En résumé WandaVision tente de briller en proposant un discours inédit et une forme originale, malheureusement trop vite rattrapés par la mainmise d’un studio qui n’a de cesse de polir la moindre aspérité de chacun de ses produits, aussi sympathiques soient-ils.
2 commentaires
Au contraire, l’utilisation des sitcoms permet un commentaire sur l’émancipation de l’héroïne (des blockbusters avec les Vengeurs), dans un contexte médiatique américain très codifié et conservateur, avec des notions de Bien et de Mal trop nettes.
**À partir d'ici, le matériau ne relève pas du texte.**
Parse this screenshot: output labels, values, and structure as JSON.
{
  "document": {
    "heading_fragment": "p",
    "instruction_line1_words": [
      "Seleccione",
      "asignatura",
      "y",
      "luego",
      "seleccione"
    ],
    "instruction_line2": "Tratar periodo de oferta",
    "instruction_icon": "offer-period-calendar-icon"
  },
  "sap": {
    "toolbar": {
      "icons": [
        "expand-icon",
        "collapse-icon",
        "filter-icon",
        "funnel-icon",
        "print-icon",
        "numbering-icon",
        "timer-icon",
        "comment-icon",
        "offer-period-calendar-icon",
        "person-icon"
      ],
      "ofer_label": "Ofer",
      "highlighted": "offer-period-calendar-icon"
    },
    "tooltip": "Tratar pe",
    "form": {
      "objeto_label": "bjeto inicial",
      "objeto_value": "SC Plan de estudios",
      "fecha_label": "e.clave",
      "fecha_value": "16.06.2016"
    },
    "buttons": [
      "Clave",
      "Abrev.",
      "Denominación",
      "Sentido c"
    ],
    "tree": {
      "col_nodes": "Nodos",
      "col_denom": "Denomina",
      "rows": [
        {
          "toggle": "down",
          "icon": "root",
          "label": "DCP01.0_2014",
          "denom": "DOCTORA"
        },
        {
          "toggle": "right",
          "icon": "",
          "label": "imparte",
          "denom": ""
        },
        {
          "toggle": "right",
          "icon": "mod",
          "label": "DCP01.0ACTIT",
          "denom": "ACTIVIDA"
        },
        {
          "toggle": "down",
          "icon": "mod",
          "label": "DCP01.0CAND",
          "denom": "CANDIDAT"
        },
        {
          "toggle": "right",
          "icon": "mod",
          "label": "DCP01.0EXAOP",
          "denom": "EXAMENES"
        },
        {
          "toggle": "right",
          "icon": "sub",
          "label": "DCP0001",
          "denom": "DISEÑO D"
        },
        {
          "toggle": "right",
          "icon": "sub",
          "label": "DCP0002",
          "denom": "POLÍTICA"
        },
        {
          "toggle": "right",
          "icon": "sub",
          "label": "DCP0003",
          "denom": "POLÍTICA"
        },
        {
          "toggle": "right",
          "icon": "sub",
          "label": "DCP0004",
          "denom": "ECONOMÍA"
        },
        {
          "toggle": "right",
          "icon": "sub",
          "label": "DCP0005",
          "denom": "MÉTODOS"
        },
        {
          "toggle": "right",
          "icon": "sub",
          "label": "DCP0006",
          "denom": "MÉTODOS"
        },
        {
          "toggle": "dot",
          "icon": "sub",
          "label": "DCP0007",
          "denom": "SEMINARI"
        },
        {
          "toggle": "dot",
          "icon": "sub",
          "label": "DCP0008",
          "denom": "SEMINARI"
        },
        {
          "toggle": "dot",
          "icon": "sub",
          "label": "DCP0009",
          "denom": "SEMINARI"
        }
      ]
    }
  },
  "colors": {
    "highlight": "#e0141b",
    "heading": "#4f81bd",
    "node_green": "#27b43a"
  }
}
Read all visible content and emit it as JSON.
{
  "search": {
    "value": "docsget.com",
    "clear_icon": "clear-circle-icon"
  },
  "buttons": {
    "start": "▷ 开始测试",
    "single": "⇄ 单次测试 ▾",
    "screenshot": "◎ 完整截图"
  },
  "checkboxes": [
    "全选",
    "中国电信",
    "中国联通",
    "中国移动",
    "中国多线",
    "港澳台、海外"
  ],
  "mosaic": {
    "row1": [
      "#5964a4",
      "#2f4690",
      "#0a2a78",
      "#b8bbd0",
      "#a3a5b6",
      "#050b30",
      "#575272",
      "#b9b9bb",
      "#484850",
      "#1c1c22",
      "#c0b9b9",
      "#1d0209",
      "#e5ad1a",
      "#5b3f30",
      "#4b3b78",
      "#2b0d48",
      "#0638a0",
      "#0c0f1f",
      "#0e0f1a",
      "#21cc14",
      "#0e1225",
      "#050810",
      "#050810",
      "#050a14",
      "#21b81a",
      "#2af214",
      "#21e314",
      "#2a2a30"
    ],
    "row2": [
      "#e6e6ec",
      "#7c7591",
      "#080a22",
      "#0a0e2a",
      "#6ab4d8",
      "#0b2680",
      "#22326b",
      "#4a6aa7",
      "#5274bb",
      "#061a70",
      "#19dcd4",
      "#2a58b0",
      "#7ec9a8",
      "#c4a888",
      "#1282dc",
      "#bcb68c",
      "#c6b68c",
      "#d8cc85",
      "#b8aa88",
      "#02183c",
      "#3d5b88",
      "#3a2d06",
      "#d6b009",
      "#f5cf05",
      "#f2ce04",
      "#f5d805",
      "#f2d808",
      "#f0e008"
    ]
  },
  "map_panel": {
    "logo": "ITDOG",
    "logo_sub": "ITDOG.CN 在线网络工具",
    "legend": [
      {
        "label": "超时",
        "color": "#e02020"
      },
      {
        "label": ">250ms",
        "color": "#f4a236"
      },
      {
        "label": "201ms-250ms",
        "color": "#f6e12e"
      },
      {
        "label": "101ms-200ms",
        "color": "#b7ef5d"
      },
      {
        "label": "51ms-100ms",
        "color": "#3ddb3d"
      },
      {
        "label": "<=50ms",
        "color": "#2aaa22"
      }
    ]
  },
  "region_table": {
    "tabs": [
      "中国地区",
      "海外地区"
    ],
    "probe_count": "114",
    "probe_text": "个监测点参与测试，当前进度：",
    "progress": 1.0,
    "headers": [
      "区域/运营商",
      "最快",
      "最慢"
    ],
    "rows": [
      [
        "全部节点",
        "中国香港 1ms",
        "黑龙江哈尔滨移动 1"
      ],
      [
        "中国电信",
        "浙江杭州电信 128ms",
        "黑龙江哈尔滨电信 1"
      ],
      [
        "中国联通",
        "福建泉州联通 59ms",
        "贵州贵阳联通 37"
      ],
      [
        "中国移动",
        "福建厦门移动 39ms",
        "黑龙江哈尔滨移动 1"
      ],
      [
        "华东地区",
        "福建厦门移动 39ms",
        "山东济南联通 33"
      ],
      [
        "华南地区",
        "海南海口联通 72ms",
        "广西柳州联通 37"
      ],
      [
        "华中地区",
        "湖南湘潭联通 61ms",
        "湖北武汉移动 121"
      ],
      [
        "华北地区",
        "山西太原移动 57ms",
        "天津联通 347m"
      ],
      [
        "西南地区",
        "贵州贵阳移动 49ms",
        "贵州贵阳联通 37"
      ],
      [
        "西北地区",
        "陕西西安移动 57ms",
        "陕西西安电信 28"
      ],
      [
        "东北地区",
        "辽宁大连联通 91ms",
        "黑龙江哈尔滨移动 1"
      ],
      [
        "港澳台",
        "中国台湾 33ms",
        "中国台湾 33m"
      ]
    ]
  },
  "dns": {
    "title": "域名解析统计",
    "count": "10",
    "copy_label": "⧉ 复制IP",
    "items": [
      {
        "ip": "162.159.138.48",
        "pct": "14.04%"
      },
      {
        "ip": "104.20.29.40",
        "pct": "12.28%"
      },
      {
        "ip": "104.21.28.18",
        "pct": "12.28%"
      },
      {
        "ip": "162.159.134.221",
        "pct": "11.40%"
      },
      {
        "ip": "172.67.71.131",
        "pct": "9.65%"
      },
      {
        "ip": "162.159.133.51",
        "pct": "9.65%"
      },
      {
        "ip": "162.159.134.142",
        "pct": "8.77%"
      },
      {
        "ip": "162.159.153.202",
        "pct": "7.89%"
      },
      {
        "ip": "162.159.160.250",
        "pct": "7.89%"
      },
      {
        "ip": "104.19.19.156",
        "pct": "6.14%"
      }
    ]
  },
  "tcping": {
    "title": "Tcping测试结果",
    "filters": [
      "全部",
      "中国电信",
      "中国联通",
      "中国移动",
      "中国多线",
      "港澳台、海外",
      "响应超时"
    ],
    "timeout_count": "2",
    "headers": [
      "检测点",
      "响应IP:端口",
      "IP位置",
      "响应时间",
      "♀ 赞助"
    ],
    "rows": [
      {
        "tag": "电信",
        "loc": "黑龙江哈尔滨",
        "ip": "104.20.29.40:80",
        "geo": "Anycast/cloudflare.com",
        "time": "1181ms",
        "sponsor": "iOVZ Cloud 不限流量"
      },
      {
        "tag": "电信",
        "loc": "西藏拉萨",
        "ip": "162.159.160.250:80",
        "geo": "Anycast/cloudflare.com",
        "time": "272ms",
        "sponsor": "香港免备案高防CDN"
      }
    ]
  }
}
Le but c’est de mettre en avant l’Intime, sans avoir à choisir entre ces notions, ce que Marvel Studios fait régulièrement depuis la Phase III (et avant ça avec Loki dans le premier « Thor »): Des histoires où il y a beau avoir deux ou trois salauds avides qui traînent dans le coin… mais où la plupart du temps, chaques antagonistes sont souvent des individus qui ont juste des raisons et un mode de pensée personnels.
Pour tous, on peut juste dire que… Ils « sont ». Quelles qu’en soient les conséquences.
Une analyse intéressante en effet même si je trouve le propos un peu timide, l’intime est présenté d’une façon détournée qui ne sert que peu la vision d’ensemble encore trop gentille pour être pleinement pertinente.